Pékin ne peut contrôler les VIP mondiaux

Peng Shuai pourrait devenir un problème plus grave encore pour le chef d'Etat chinois Xi Jinping :

«Son absence de la scène sportive ébranle la classe politique. Moins on la voit, plus elle est visible. Moins Pékin évoque sa disparition, plus le silence est assourdissant. ... Xi Jinping est en passe de rester au pouvoir à vie, à l'instar de Mao Zedong et Deng Xiaoping. Mais même quand on fait un tour d'honneur, on peut glisser sur une peau de banane.

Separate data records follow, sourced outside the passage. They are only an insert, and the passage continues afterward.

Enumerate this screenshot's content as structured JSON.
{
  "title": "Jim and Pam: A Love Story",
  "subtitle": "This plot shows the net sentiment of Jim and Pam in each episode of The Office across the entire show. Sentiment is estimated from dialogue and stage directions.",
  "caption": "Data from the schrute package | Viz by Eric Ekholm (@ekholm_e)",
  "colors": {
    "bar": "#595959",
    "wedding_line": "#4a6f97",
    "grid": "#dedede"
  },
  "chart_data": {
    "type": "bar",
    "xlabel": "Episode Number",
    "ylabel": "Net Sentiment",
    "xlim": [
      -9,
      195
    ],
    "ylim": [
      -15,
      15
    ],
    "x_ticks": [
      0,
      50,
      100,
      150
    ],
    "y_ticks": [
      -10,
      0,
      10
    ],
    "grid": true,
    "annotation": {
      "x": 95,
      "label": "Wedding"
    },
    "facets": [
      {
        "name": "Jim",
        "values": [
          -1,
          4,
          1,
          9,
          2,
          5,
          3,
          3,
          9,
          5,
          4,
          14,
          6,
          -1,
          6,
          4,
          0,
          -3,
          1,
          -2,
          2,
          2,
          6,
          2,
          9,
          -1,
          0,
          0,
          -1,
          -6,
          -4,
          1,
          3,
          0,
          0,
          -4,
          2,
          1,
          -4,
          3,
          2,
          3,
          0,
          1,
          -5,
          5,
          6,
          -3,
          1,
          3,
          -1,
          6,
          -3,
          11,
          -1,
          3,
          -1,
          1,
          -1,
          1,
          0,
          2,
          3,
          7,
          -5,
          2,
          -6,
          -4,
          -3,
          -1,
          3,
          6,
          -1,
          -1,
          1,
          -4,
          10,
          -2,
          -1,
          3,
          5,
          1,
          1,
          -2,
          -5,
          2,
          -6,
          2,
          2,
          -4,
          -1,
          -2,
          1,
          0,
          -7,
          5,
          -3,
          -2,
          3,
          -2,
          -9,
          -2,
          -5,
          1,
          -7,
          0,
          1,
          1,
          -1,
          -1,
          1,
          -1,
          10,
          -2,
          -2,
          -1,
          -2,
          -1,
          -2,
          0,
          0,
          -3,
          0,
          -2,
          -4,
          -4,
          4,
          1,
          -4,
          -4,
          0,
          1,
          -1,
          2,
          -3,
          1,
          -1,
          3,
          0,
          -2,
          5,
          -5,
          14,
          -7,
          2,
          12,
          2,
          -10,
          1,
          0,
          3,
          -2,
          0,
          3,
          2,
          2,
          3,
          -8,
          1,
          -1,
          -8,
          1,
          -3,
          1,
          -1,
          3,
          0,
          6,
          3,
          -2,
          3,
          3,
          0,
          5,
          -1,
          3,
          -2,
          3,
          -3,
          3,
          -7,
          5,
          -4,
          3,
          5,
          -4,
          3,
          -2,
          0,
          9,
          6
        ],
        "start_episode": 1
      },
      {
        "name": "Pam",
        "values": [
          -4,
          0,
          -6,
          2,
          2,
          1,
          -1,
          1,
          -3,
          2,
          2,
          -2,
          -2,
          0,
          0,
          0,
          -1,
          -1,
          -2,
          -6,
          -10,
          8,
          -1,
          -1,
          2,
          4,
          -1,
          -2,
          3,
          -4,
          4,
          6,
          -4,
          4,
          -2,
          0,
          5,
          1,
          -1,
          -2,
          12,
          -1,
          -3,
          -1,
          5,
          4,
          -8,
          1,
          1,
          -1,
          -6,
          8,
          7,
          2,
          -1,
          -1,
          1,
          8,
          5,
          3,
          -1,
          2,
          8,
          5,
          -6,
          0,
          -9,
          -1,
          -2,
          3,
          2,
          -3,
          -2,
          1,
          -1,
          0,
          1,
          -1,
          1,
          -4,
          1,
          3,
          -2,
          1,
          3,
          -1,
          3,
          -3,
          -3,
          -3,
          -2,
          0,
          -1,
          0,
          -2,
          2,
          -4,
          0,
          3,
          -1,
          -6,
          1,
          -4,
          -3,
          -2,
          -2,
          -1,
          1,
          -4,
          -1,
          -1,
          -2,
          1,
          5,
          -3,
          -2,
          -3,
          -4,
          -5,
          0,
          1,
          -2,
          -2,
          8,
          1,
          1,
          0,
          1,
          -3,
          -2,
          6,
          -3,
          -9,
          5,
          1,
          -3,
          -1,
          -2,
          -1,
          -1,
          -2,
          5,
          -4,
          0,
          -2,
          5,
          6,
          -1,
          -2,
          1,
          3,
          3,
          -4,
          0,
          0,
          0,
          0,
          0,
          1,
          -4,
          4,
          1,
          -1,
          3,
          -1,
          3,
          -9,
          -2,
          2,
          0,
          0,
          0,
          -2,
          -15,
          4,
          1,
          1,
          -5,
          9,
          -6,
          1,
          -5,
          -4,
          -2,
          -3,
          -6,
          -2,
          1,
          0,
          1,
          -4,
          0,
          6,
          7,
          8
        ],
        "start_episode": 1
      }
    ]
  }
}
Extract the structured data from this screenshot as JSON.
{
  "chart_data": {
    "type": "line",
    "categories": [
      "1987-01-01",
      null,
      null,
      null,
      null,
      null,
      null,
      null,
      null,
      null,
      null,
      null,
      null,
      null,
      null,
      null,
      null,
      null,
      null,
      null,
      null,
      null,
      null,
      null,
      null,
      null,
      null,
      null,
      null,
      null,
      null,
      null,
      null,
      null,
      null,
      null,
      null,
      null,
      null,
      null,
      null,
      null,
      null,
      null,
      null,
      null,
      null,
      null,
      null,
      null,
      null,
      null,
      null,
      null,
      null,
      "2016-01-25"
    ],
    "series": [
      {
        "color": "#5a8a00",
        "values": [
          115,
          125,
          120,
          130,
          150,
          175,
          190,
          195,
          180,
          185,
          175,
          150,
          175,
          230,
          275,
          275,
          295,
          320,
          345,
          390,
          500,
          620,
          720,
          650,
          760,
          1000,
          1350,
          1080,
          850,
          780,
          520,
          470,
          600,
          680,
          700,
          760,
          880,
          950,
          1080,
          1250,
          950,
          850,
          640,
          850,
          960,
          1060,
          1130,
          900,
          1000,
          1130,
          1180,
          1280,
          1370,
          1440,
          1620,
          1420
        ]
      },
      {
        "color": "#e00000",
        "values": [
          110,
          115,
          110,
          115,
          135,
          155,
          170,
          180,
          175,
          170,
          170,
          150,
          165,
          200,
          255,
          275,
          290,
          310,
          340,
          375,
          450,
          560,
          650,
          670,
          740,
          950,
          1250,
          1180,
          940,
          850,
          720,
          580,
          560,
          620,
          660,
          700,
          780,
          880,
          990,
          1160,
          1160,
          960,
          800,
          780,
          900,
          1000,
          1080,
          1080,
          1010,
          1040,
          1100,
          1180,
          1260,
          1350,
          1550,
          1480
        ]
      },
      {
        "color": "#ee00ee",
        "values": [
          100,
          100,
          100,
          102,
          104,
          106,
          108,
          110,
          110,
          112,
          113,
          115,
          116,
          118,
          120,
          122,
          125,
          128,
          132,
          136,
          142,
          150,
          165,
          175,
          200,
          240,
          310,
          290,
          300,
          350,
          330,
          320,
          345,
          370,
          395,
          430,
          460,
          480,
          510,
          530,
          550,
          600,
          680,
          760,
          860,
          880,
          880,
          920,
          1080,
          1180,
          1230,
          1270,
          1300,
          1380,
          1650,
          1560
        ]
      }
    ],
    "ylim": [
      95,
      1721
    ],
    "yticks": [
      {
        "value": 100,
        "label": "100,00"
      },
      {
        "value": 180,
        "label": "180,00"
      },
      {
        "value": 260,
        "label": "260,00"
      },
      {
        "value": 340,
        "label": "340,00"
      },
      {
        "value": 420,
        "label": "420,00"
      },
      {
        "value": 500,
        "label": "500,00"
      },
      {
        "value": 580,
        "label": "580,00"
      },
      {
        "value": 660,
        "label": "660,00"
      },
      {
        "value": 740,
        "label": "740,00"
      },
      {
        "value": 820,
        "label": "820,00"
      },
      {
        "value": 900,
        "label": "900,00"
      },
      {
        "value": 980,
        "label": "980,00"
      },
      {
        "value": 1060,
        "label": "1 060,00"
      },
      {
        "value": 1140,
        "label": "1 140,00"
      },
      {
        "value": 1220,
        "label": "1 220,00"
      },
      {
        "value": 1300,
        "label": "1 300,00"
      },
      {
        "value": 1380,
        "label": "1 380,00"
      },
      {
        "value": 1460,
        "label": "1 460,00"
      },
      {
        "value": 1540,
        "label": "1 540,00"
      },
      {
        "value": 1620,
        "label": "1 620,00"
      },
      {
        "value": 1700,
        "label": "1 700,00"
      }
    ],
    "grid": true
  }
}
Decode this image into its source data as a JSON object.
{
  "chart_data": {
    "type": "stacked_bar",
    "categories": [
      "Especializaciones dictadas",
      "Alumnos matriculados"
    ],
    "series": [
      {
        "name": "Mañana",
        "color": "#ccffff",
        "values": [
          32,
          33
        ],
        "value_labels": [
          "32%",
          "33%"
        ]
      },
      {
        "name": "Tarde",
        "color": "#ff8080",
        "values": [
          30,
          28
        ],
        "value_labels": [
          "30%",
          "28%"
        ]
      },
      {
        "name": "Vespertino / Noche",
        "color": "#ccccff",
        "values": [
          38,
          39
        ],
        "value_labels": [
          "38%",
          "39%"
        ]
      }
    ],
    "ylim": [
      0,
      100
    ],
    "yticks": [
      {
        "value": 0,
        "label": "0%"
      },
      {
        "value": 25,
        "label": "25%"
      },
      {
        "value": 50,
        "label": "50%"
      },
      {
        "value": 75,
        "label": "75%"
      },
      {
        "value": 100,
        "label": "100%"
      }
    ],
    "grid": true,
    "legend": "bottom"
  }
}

Ainsi, la reine du double dames met en péril la quasi-omnipotence du président chinois. La lame de fond du mouvement MeToo a déjà emporté de nombreux puissants. Ce n'est peut-être pas le cas en Chine, mais Peng Shuai est issue de la sphère de célébrité mondiale, sur laquelle personne n'a de prise - et encore moins les maîtres de la Cité interdite.»

ABC (ES) /

La Chine n'a rien à offrir au monde

ABC réfléchit à l'ampleur que pourrait encore prendre cette affaire pour le régime chinois :

«Lorsque le mouvement MeToo avait débuté aux Etats-Unis, la presse d'Etat chinoise avait estimé que de telles dérives ne pouvaient se produire que dans des pays capitalistes, que la Chine était pure et que les femmes y étaient traitées à l'égal des hommes. ... Cette affaire, qui en appellera d'autres du même genre, nuit à la campagne chinoise de la 'société exemplaire'. Quoi qu'il soit, l'image du Parti communiste chinois était déjà fortement écornée : pandémie qui a commencé à Wuhan et qui dure depuis deux ans, conquête de Hong Kong, menaces contre Taïwan, extermination des Ouïgours, durcissement de la censure. ... La nouvelle Chine n'a rien à exporter, si ce n'est des marchandises : le XXIe siècle ne sera pas chinois. ... Il est très intéressant, du reste, que la rébellion soit initiée par une femme.»

Le Monde (FR) /

L'Europe devrait elle aussi songer au boycott

Les espoirs d'ouverture générés par les JO de Pékin en 2008 ont fait long feu, souligne Le Monde dans son éditorial :

«Treize ans plus tard, les illusions occidentales se sont brisées sur la concentration des pouvoirs par Xi Jinping et l’orientation autoritaire du régime. Avant même que l’affaire Peng Shuai prenne de l’ampleur, le président américain, Joe Biden, avait envisagé un boycott diplomatique des JO d’hiver à Pékin pour protester contre les violations des droits humains en Chine. Cela consisterait à ne pas envoyer de responsables gouvernementaux pour représenter Washington, tout en laissant les athlètes américains participer aux compétitions. Cette éventualité est en train de se transformer en quasi-certitude. C’est une option que les délégations européennes risquent également de devoir examiner rapidement.»